After studying the issue for 4 years, grade 3 and 4 toxicities occurred in less than 20 percent of patients, and treatment-related adverse effects leading to discontinuation were experienced in less than 10 percent of patients.
“These results are notable because they remain similar to the safety outcomes in the larger phase III study, even with an additional 3 years of follow-up,” McDermott stated.
Furthermore, nivolumab was well-tolerated in the phase I and II trials, and side effects were reversible. The most common adverse effects included endocrine, gastrointestinal, hepatic, pulmonary, renal, and skin toxicities occurring in 40 percent of patients in the phase II trial. The highest percentage of patients who experienced side effects did so within the first 6 months of treatment and this was consistent with nivolumab's known safety profile. No adverse effects occurred after 30 months of treatment initiation.
The adverse effect trend followed a similar plot for treatment-related adverse effects in the phase II study, as was the median time to onset.
“While most side effects were well-managed with immune modulating therapy, not all resolved completely,” noted McDermott.
For example, while grade 3 and 4 endocrine toxicities resolved with treatment, half the patients with grade 1 and 2 toxicities required ongoing hormonal replacement therapy. Some patients, including those with gastrointestinal adverse effects, required 2-3 months of immune modulating therapy to resolve symptoms.
All told, though, responses remained durable even after treatment was discontinued. In some patients, tumor shrinkage was substantial and the benefit of nivolumab persisted for months after treatment was stopped.
Unconventional responses of tumor regression after initial progression of target lesions or persistent reduction in the presence of new lesions were experienced by some patients.
“The combined impact of conventional and unconventional responses with nivolumab contributed to long-term survival in this cohort,” explained McDermott.
Ultimately, he told the audience it comes down to the number of patients still alive more than 4 years. “For the 48 patients on phase II trial alive 4 or more years, long-term survival occurs in all sub-groups,” he remarked. “Interestingly, stable and progressive disease was the best response for patients who achieved the best response for more than 50 percent of the patients who achieved long-term survival in this trial. Fifteen of the 48 patients alive for more than 4 years have not required therapy other than nivolumab.”

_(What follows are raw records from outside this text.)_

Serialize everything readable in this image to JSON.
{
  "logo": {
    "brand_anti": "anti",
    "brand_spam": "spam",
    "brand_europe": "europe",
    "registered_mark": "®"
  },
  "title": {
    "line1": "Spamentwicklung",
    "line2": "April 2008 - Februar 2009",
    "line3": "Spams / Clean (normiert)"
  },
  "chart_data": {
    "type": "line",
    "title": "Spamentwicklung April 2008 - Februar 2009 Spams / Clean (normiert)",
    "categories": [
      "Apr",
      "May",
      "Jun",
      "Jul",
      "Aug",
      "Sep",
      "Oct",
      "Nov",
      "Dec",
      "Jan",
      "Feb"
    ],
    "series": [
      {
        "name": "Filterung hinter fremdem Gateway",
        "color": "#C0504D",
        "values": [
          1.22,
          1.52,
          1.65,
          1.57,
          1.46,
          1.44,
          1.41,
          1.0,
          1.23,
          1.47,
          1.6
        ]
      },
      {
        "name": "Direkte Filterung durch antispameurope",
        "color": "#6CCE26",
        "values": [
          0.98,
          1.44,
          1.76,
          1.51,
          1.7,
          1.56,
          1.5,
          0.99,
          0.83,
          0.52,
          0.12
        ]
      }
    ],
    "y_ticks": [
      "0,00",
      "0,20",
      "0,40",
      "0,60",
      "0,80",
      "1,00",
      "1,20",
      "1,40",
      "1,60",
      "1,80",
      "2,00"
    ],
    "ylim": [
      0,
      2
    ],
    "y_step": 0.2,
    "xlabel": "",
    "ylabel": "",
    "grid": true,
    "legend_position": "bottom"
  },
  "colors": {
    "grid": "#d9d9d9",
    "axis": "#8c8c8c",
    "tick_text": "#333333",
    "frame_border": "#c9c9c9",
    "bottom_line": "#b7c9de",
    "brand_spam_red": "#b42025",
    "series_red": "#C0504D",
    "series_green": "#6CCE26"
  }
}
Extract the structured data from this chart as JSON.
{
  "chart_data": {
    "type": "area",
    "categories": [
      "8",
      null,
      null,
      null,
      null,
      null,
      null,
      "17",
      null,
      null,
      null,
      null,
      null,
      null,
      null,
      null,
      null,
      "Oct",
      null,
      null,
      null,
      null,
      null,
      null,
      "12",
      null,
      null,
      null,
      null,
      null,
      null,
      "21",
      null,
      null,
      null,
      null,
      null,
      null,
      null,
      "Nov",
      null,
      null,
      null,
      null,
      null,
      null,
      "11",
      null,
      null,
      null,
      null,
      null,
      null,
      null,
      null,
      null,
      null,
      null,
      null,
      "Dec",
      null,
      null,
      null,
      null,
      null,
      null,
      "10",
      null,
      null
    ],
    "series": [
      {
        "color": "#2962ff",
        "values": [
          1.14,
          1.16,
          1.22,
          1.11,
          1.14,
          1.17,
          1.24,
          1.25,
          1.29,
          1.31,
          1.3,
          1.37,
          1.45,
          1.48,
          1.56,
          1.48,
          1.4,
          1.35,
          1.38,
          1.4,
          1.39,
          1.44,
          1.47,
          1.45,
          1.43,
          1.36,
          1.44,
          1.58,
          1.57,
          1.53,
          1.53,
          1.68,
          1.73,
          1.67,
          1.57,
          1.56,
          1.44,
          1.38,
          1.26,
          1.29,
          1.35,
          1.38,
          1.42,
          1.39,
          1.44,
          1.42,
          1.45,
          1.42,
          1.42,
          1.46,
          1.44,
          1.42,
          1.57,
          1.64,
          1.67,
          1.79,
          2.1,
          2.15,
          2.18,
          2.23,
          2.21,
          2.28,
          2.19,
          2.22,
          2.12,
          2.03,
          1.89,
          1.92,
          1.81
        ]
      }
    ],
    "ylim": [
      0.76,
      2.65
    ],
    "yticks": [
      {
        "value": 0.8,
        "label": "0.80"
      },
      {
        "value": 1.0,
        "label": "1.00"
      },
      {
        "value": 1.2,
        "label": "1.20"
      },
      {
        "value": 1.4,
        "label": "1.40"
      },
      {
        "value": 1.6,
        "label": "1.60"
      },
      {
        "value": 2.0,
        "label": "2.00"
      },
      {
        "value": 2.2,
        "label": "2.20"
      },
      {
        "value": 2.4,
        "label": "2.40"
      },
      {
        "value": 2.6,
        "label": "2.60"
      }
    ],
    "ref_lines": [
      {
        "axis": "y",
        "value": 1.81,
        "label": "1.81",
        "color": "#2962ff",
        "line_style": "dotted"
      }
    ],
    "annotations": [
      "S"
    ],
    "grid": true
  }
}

He clarified that, after treatment with nivolumab in a second-line or later setting, one-third of patients are still alive at 4 years (phase I and II) and 5 years (phase I).
McDermott advised future investigators to focus on identifying predictors of long-term survival, determination of optimal treatment duration, and innovative trial designs to understand the clinical impact of sequential, adjuvant, and combination approaches.
Robin Hocevar is a contributing writer.